Azmar’s eyes narrow. “Do you know you’ll win, every time you plunge into the canyon to face the creatures below?”
Unach works her jaw. Looks away and kicks open the door, storming out ahead of us.
A stale breath passes my lips. “Thank you, Azmar.”
He nods, though I sense his own discontent with my answer. But that answer is all I can give. If I’m to stay in Cagmar, I must forget my fear, slough it off like snakeskin and become a new Lark. The thought is both liberating and terrifying.
I suddenly want Perg’s knife, but I should get rid of it. I must do nothing to tarnish my name further. I must become a perfect human.
Azmar lets me walk down the stairs first. The council chamber sits higher than the market, so we have a good view of it as we start down the hill. A small group of trollis loiters near the food handlers, jeering and calling names, occasionally kicking or slapping someone amidst them. It reminds me too much of Perg, but Perg is in the infirmary. Thinking of Ritha and the others, I quicken my step.
One of the trollis shifts, and I see it’s not a human they torment, but Grodd. He wears the common clothes of a Pleb, and his disheveled hair speaks of ill treatment. He scowls at one of his assailants and raises a hand as though to strike back.
A trollis behind him batters a fist into Grodd’s skull. “Raise your hand to your betters, Pleb? I’ll have you thrown in the dungeon for that.”
The others laugh. Unach watches, too, her face grim. “How easily the iron bar bends,” she murmurs. I wonder if that’s a trollis idiom.

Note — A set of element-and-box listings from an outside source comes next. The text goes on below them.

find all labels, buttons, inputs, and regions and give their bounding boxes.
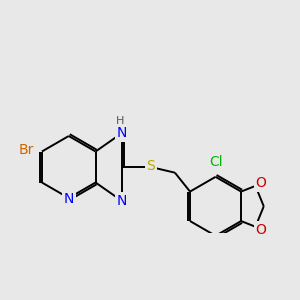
Text: O: O <box>256 223 267 237</box>
Text: N: N <box>64 192 74 206</box>
Text: S: S <box>146 159 155 173</box>
Text: O: O <box>256 176 267 190</box>
Text: Cl: Cl <box>209 155 223 170</box>
Text: Br: Br <box>18 142 34 157</box>
Text: N: N <box>117 194 127 208</box>
Text: N: N <box>117 126 127 140</box>
Text: H: H <box>116 116 124 126</box>
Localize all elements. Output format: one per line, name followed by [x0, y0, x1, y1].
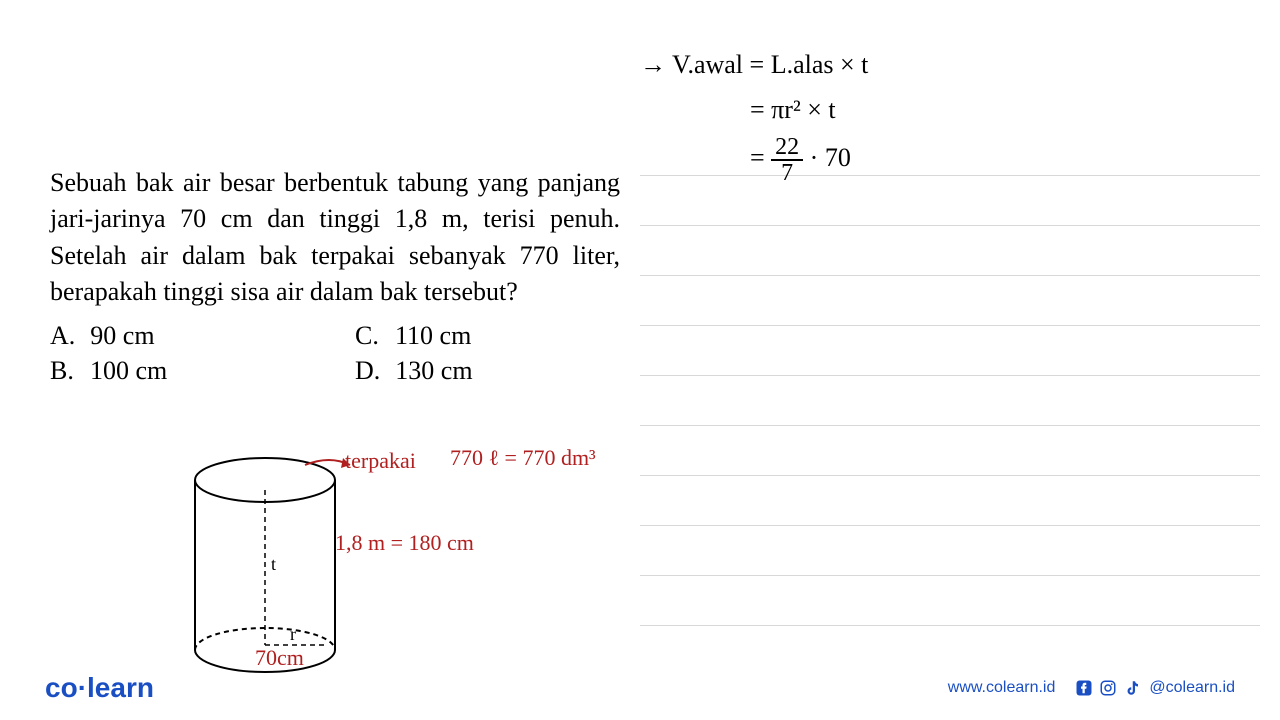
ruled-line: [640, 525, 1260, 575]
ruled-line: [640, 375, 1260, 425]
instagram-icon: [1099, 679, 1117, 697]
ruled-line: [640, 575, 1260, 625]
option-value: 130 cm: [395, 356, 472, 386]
option-value: 100 cm: [90, 356, 167, 386]
ruled-line: [640, 175, 1260, 225]
footer: co·learn www.colearn.id @colearn.id: [0, 665, 1280, 710]
svg-text:r: r: [290, 624, 296, 644]
hw-line-2: = πr² × t: [750, 95, 836, 125]
option-letter: A.: [50, 321, 75, 351]
hw-num: 22: [771, 135, 803, 161]
option-letter: B.: [50, 356, 75, 386]
footer-right: www.colearn.id @colearn.id: [948, 679, 1235, 697]
logo-text: co·learn: [45, 672, 154, 703]
ruled-line: [640, 275, 1260, 325]
hw-suffix: · 70: [810, 143, 851, 172]
option-value: 110 cm: [395, 321, 471, 351]
social-block: @colearn.id: [1075, 679, 1235, 697]
hw-prefix: → V.awal =: [640, 50, 764, 79]
hw-line-3: = 22 7 · 70: [750, 135, 851, 185]
options-grid: A. 90 cm C. 110 cm B. 100 cm D. 130 cm: [50, 321, 620, 386]
hw-fraction: 22 7: [771, 135, 803, 185]
option-letter: C.: [355, 321, 380, 351]
hw-formula: L.alas × t: [771, 50, 869, 79]
terpakai-value: 770 ℓ = 770 dm³: [450, 445, 596, 471]
social-icons: [1075, 679, 1141, 697]
tiktok-icon: [1123, 679, 1141, 697]
option-letter: D.: [355, 356, 380, 386]
facebook-icon: [1075, 679, 1093, 697]
logo: co·learn: [45, 672, 154, 704]
ruled-line: [640, 475, 1260, 525]
hw-eq: =: [750, 143, 765, 172]
option-d: D. 130 cm: [355, 356, 620, 386]
problem-text: Sebuah bak air besar berbentuk tabung ya…: [50, 165, 620, 311]
height-conversion: 1,8 m = 180 cm: [335, 530, 474, 556]
option-value: 90 cm: [90, 321, 154, 351]
diagram-area: t r terpakai 770 ℓ = 770 dm³ 1,8 m = 180…: [175, 440, 675, 690]
hw-line-1: → V.awal = L.alas × t: [640, 50, 868, 80]
option-c: C. 110 cm: [355, 321, 620, 351]
social-handle: @colearn.id: [1149, 679, 1235, 697]
ruled-line: [640, 225, 1260, 275]
ruled-line: [640, 325, 1260, 375]
svg-text:t: t: [271, 554, 276, 574]
ruled-line: [640, 425, 1260, 475]
option-b: B. 100 cm: [50, 356, 315, 386]
option-a: A. 90 cm: [50, 321, 315, 351]
terpakai-label: terpakai: [345, 448, 416, 474]
website-url: www.colearn.id: [948, 679, 1056, 697]
ruled-lines-area: [640, 175, 1260, 675]
problem-panel: Sebuah bak air besar berbentuk tabung ya…: [50, 165, 620, 386]
hw-den: 7: [771, 161, 803, 185]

Before I can wrench my gaze free to follow Azmar, Grodd looks up and meets it. In his vivid green eyes, I see hatred deeper than any I’ve ever encountered. Hatred sharp enough to steal my breath away.
He knows, more than anyone, that I’m hiding something.
And in that embittered glare, I see the promise of revenge.
Chapter 11
I don’t know if the excitement of my brief encounter with Grodd has died down or if the council sent out some missive I don’t know about or even if Unach’s rage can quell the entire city, but a few days after the caste tournament, the glares and whispers reduce to a simmer, and I’m able to visit Perg. Trollis still examine me when they pass by, but I don’t fear being mobbed by them, and very few speak to me outside of small comments, like an awed “a human, of all things” or “would-be Montra.” Some even salute to me. I seem to have earned some respect among the more open-minded. While it pleases and astounds me, I wish even the compliments would end. The sooner Cagmar forgets about me, the easier my transition to a defenseless, boring human. The sooner I will be safe.
Perg looks better. Bruised, but better. Blue cuts and abrasions speckle his skin. Heavy bandages encompass his forearm and torso. A thick blanket hides the rest of him.
“But it’s worth it,” he says as we discuss what happened on the bridge. He doesn’t remember my being there, except hovering over him as he lost consciousness. “To see that teat-sucking mole in squalor. Or it will be, when I do see him.”